D’autres énigmes persistent. Par exemple le statut du neutrino qui avec sa neutralité devrait ne pas avoir d’antiparticule. Mais le neutrino est un fermion. En conséquence, il obéit soit à l’équation de Dirac, soit à l’équation de Majorana. Dans le premier cas, la particule et l’antiparticule sont distinctes et se comportent, conformément à la symétrie CPT, comme une image et sa réflexion dans un miroir avec inversion de spin, de charge et de temps. Toutes les particules pour lesquelles la question est tranchée sont des particules de Dirac. Mais pour le neutrino, le doute persiste car il pourrait très bien être une particule de Majorana et coïncider avec sa propre antiparticule.

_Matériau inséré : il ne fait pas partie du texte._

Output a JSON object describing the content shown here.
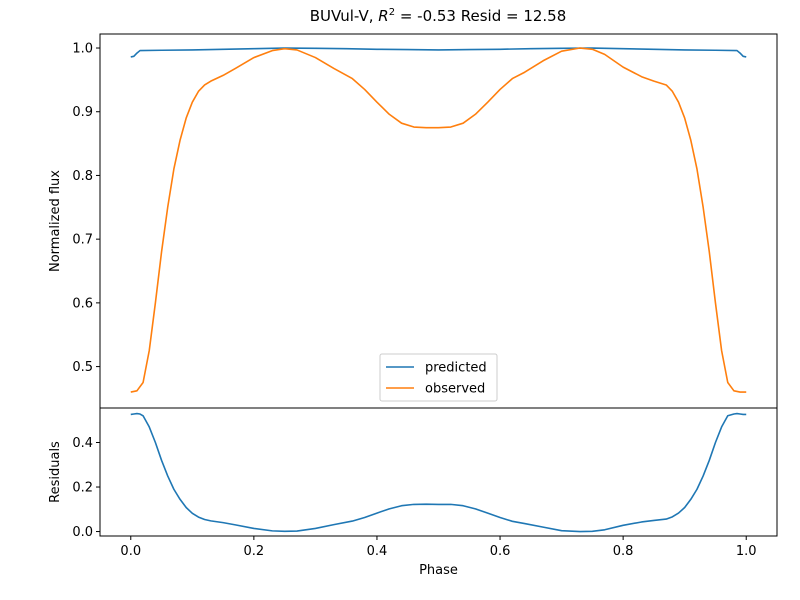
{
  "figure": {
    "title_prefix": "BUVul-V, ",
    "title_r": "R",
    "title_sup": "2",
    "title_suffix": " = -0.53 Resid = 12.58"
  },
  "colors": {
    "predicted": "#1f77b4",
    "observed": "#ff7f0e",
    "residual": "#1f77b4",
    "legend_border": "#cccccc"
  },
  "chart_data": [
    {
      "type": "line",
      "panel": "top",
      "title": "BUVul-V, R^2 = -0.53 Resid = 12.58",
      "xlabel": "",
      "ylabel": "Normalized flux",
      "xlim": [
        -0.05,
        1.05
      ],
      "ylim": [
        0.435,
        1.022
      ],
      "yticks": [
        0.5,
        0.6,
        0.7,
        0.8,
        0.9,
        1.0
      ],
      "ytick_labels": [
        "0.5",
        "0.6",
        "0.7",
        "0.8",
        "0.9",
        "1.0"
      ],
      "legend": "lower-center",
      "grid": false,
      "series": [
        {
          "name": "predicted",
          "x": [
            0.0,
            0.005,
            0.01,
            0.015,
            0.05,
            0.1,
            0.15,
            0.2,
            0.25,
            0.3,
            0.35,
            0.4,
            0.45,
            0.5,
            0.55,
            0.6,
            0.65,
            0.7,
            0.75,
            0.8,
            0.85,
            0.9,
            0.95,
            0.985,
            0.99,
            0.995,
            1.0
          ],
          "y": [
            0.986,
            0.987,
            0.992,
            0.996,
            0.9965,
            0.997,
            0.998,
            0.999,
            1.0,
            0.9995,
            0.999,
            0.998,
            0.9975,
            0.997,
            0.9975,
            0.998,
            0.999,
            0.9995,
            1.0,
            0.999,
            0.998,
            0.997,
            0.9965,
            0.996,
            0.992,
            0.987,
            0.986
          ]
        },
        {
          "name": "observed",
          "x": [
            0.0,
            0.01,
            0.02,
            0.03,
            0.04,
            0.05,
            0.06,
            0.07,
            0.08,
            0.09,
            0.1,
            0.11,
            0.12,
            0.13,
            0.15,
            0.17,
            0.2,
            0.23,
            0.25,
            0.27,
            0.3,
            0.33,
            0.36,
            0.38,
            0.4,
            0.42,
            0.44,
            0.46,
            0.48,
            0.5,
            0.52,
            0.54,
            0.56,
            0.58,
            0.6,
            0.62,
            0.64,
            0.67,
            0.7,
            0.73,
            0.75,
            0.77,
            0.8,
            0.83,
            0.85,
            0.87,
            0.88,
            0.89,
            0.9,
            0.91,
            0.92,
            0.93,
            0.94,
            0.95,
            0.96,
            0.97,
            0.98,
            0.99,
            1.0
          ],
          "y": [
            0.46,
            0.462,
            0.475,
            0.525,
            0.6,
            0.68,
            0.75,
            0.81,
            0.855,
            0.89,
            0.915,
            0.932,
            0.942,
            0.948,
            0.957,
            0.968,
            0.985,
            0.996,
            0.999,
            0.997,
            0.985,
            0.968,
            0.952,
            0.935,
            0.915,
            0.896,
            0.882,
            0.876,
            0.875,
            0.875,
            0.876,
            0.882,
            0.896,
            0.915,
            0.935,
            0.952,
            0.962,
            0.98,
            0.995,
            1.0,
            0.998,
            0.99,
            0.97,
            0.955,
            0.948,
            0.942,
            0.932,
            0.915,
            0.89,
            0.855,
            0.81,
            0.75,
            0.68,
            0.6,
            0.525,
            0.475,
            0.462,
            0.46,
            0.46
          ]
        }
      ]
    },
    {
      "type": "line",
      "panel": "bottom",
      "xlabel": "Phase",
      "ylabel": "Residuals",
      "xlim": [
        -0.05,
        1.05
      ],
      "ylim": [
        -0.02,
        0.555
      ],
      "xticks": [
        0.0,
        0.2,
        0.4,
        0.6,
        0.8,
        1.0
      ],
      "xtick_labels": [
        "0.0",
        "0.2",
        "0.4",
        "0.6",
        "0.8",
        "1.0"
      ],
      "yticks": [
        0.0,
        0.2,
        0.4
      ],
      "ytick_labels": [
        "0.0",
        "0.2",
        "0.4"
      ],
      "grid": false,
      "series": [
        {
          "x": [
            0.0,
            0.005,
            0.01,
            0.015,
            0.02,
            0.03,
            0.04,
            0.05,
            0.06,
            0.07,
            0.08,
            0.09,
            0.1,
            0.11,
            0.12,
            0.13,
            0.15,
            0.17,
            0.2,
            0.23,
            0.25,
            0.27,
            0.3,
            0.33,
            0.36,
            0.38,
            0.4,
            0.42,
            0.44,
            0.46,
            0.48,
            0.5,
            0.52,
            0.54,
            0.56,
            0.58,
            0.6,
            0.62,
            0.64,
            0.67,
            0.7,
            0.73,
            0.75,
            0.77,
            0.8,
            0.83,
            0.85,
            0.87,
            0.88,
            0.89,
            0.9,
            0.91,
            0.92,
            0.93,
            0.94,
            0.95,
            0.96,
            0.97,
            0.98,
            0.985,
            0.99,
            0.995,
            1.0
          ],
          "y": [
            0.526,
            0.528,
            0.53,
            0.528,
            0.52,
            0.47,
            0.4,
            0.32,
            0.25,
            0.19,
            0.145,
            0.108,
            0.082,
            0.065,
            0.054,
            0.048,
            0.04,
            0.03,
            0.014,
            0.003,
            0.001,
            0.002,
            0.014,
            0.031,
            0.047,
            0.063,
            0.083,
            0.102,
            0.116,
            0.122,
            0.123,
            0.122,
            0.122,
            0.116,
            0.102,
            0.083,
            0.063,
            0.046,
            0.036,
            0.02,
            0.004,
            0.0,
            0.001,
            0.008,
            0.028,
            0.043,
            0.05,
            0.056,
            0.066,
            0.083,
            0.108,
            0.145,
            0.19,
            0.25,
            0.32,
            0.4,
            0.47,
            0.52,
            0.528,
            0.53,
            0.528,
            0.526,
            0.526
          ]
        }
      ]
    }
  ]
}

Le neutrino est donc la grande énigme du 21ème siècle. Je donne rendez-vous dans dix ans. Le neutrino pourrait intervenir là où on ne l’attend pas, dans la nouvelle conception de la Gravité en tant que médiateur de l’information holographique qui ordonne la disposition des masses dans l’univers. Auquel cas le statut serait accessible et le neutrino serait une particule de Majorana. Je ne connais personne qui émis cette hypothèse à part votre serviteur (Bernard Dugué, La cosmonadologie quantique, dossier paru dans la revue Cerveau science conscience N° 10 d’avril 2015). Si cette hypothèse se confirme, alors il y aura une révolution sans précédent dans toute la physique et sans doute quelques Nobel à récupérer.